When we got home, I went to my room and sat on my bed. I picked up my mobile phone that I had hardly used and called Lacey.

“Alena?” She answered, panicking. “Is everything okay?”

“Yeah, calm down Lacey. I was just calling to tell you I’m going to school tomorrow.”

“You’re-you’re what? You haven’t been in so long.” She was stumbling over her words. “I mean, I’m happy! I haven’t seen you in so long, I miss my best friend. Liam will give you a ride, if-if you want?”
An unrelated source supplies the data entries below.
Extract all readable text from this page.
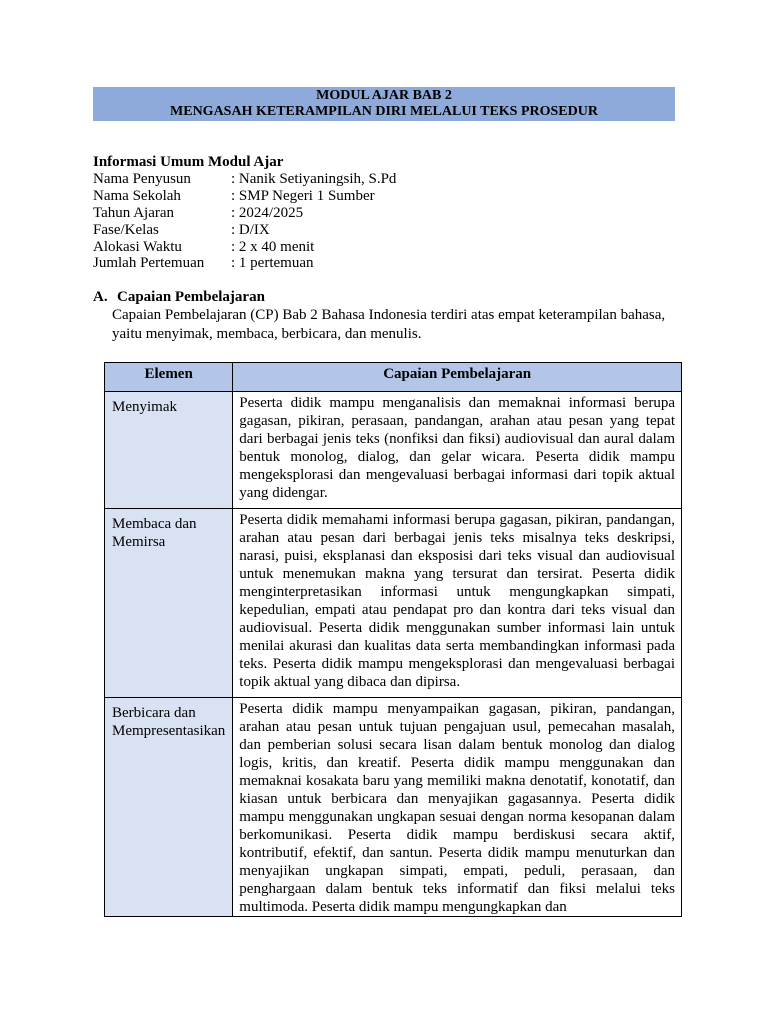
MODUL AJAR BAB 2
MENGASAH KETERAMPILAN DIRI MELALUI TEKS PROSEDUR
Informasi Umum Modul Ajar
Nama Penyusun	: Nanik Setiyaningsih, S.Pd
Nama Sekolah	: SMP Negeri 1 Sumber
Tahun Ajaran	: 2024/2025
Fase/Kelas	: D/IX
Alokasi Waktu	: 2 x 40 menit
Jumlah Pertemuan	: 1 pertemuan
A. Capaian Pembelajaran
Capaian Pembelajaran (CP) Bab 2 Bahasa Indonesia terdiri atas empat keterampilan bahasa, yaitu menyimak, membaca, berbicara, dan menulis.
Elemen	Capaian Pembelajaran
Menyimak	Peserta didik mampu menganalisis dan memaknai informasi berupa gagasan, pikiran, perasaan, pandangan, arahan atau pesan yang tepat dari berbagai jenis teks (nonfiksi dan fiksi) audiovisual dan aural dalam bentuk monolog, dialog, dan gelar wicara. Peserta didik mampu mengeksplorasi dan mengevaluasi berbagai informasi dari topik aktual yang didengar.
Membaca dan Memirsa	Peserta didik memahami informasi berupa gagasan, pikiran, pandangan, arahan atau pesan dari berbagai jenis teks misalnya teks deskripsi, narasi, puisi, eksplanasi dan eksposisi dari teks visual dan audiovisual untuk menemukan makna yang tersurat dan tersirat. Peserta didik menginterpretasikan informasi untuk mengungkapkan simpati, kepedulian, empati atau pendapat pro dan kontra dari teks visual dan audiovisual. Peserta didik menggunakan sumber informasi lain untuk menilai akurasi dan kualitas data serta membandingkan informasi pada teks. Peserta didik mampu mengeksplorasi dan mengevaluasi berbagai topik aktual yang dibaca dan dipirsa.
Berbicara dan Mempresentasikan	Peserta didik mampu menyampaikan gagasan, pikiran, pandangan, arahan atau pesan untuk tujuan pengajuan usul, pemecahan masalah, dan pemberian solusi secara lisan dalam bentuk monolog dan dialog logis, kritis, dan kreatif. Peserta didik mampu menggunakan dan memaknai kosakata baru yang memiliki makna denotatif, konotatif, dan kiasan untuk berbicara dan menyajikan gagasannya. Peserta didik mampu menggunakan ungkapan sesuai dengan norma kesopanan dalam berkomunikasi. Peserta didik mampu berdiskusi secara aktif, kontributif, efektif, dan santun. Peserta didik mampu menuturkan dan menyajikan ungkapan simpati, empati, peduli, perasaan, dan penghargaan dalam bentuk teks informatif dan fiksi melalui teks multimoda. Peserta didik mampu mengungkapkan dan
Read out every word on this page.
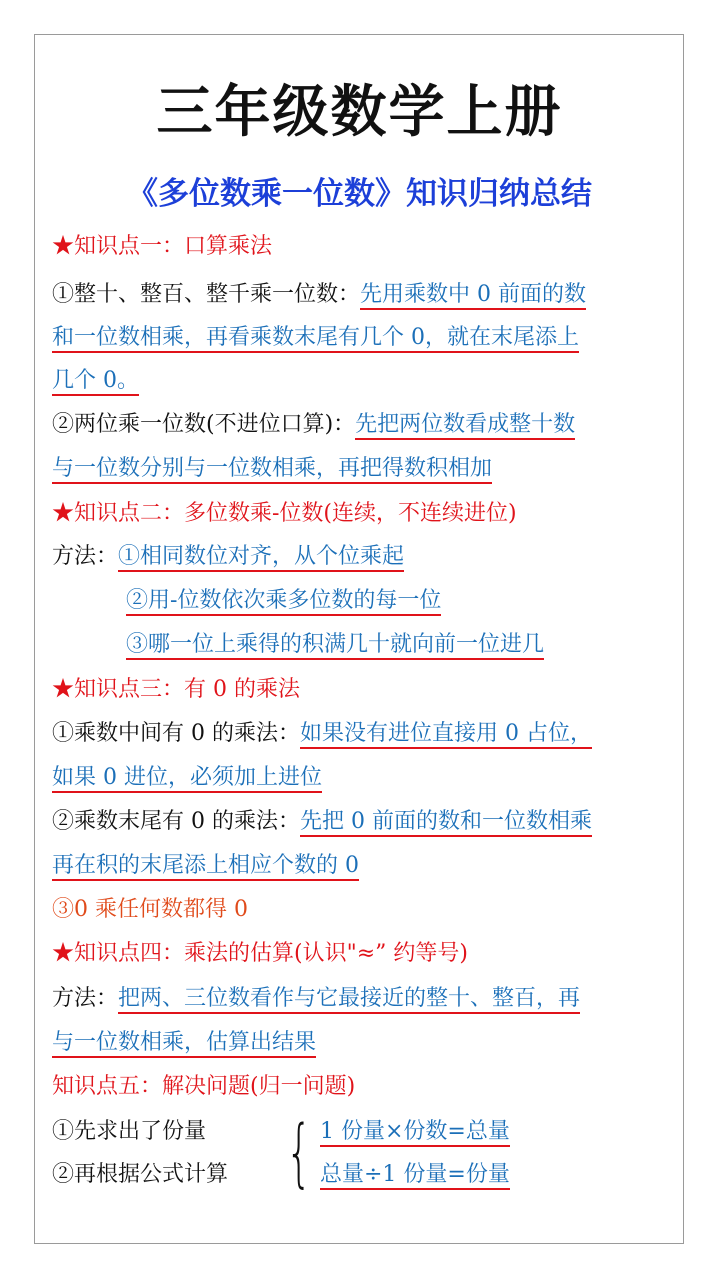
三年级数学上册
《多位数乘一位数》知识归纳总结
★知识点一：口算乘法
①整十、整百、整千乘一位数：先用乘数中 0 前面的数
和一位数相乘，再看乘数末尾有几个 0，就在末尾添上
几个 0。
②两位乘一位数(不进位口算)：先把两位数看成整十数
与一位数分别与一位数相乘，再把得数积相加
★知识点二：多位数乘-位数(连续，不连续进位)
方法：①相同数位对齐，从个位乘起
②用-位数依次乘多位数的每一位
③哪一位上乘得的积满几十就向前一位进几
★知识点三：有 0 的乘法
①乘数中间有 0 的乘法：如果没有进位直接用 0 占位，
如果 0 进位，必须加上进位
②乘数末尾有 0 的乘法：先把 0 前面的数和一位数相乘
再在积的末尾添上相应个数的 0
③0 乘任何数都得 0
★知识点四：乘法的估算(认识"≈” 约等号)
方法：把两、三位数看作与它最接近的整十、整百，再
与一位数相乘，估算出结果
知识点五：解决问题(归一问题)
①先求出了份量
②再根据公式计算 { 1 份量×份数=总量
总量÷1 份量=份量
I laughed weakly. “Ok thank you, I miss you too. See you tomorrow.”

“Ok good bye. Thank you for calling, Alena.”

I smiled and then hung up.

I looked over at my acoustic guitar which was actually my first proper guitar. My dad had bought it for me when I was 8. The amount of times I had broken the strings is crazy. I picked it up and strummed a basic C chord. It was insanely out of tune, but still gave me the humbling feeling. I started to play a tune I had learnt, and began to sing. The feeling was overwhelming. My dad had contributed so much to my love of guitar, and I was so grateful. But then I started to remember then dark days and my voice choked up and a strum a flat note and start crying loudly. My mum rushes in and holds me.

“Mum, it hurts.” I sob into her shoulder.

“I know, honey. I know. We will get through this together.”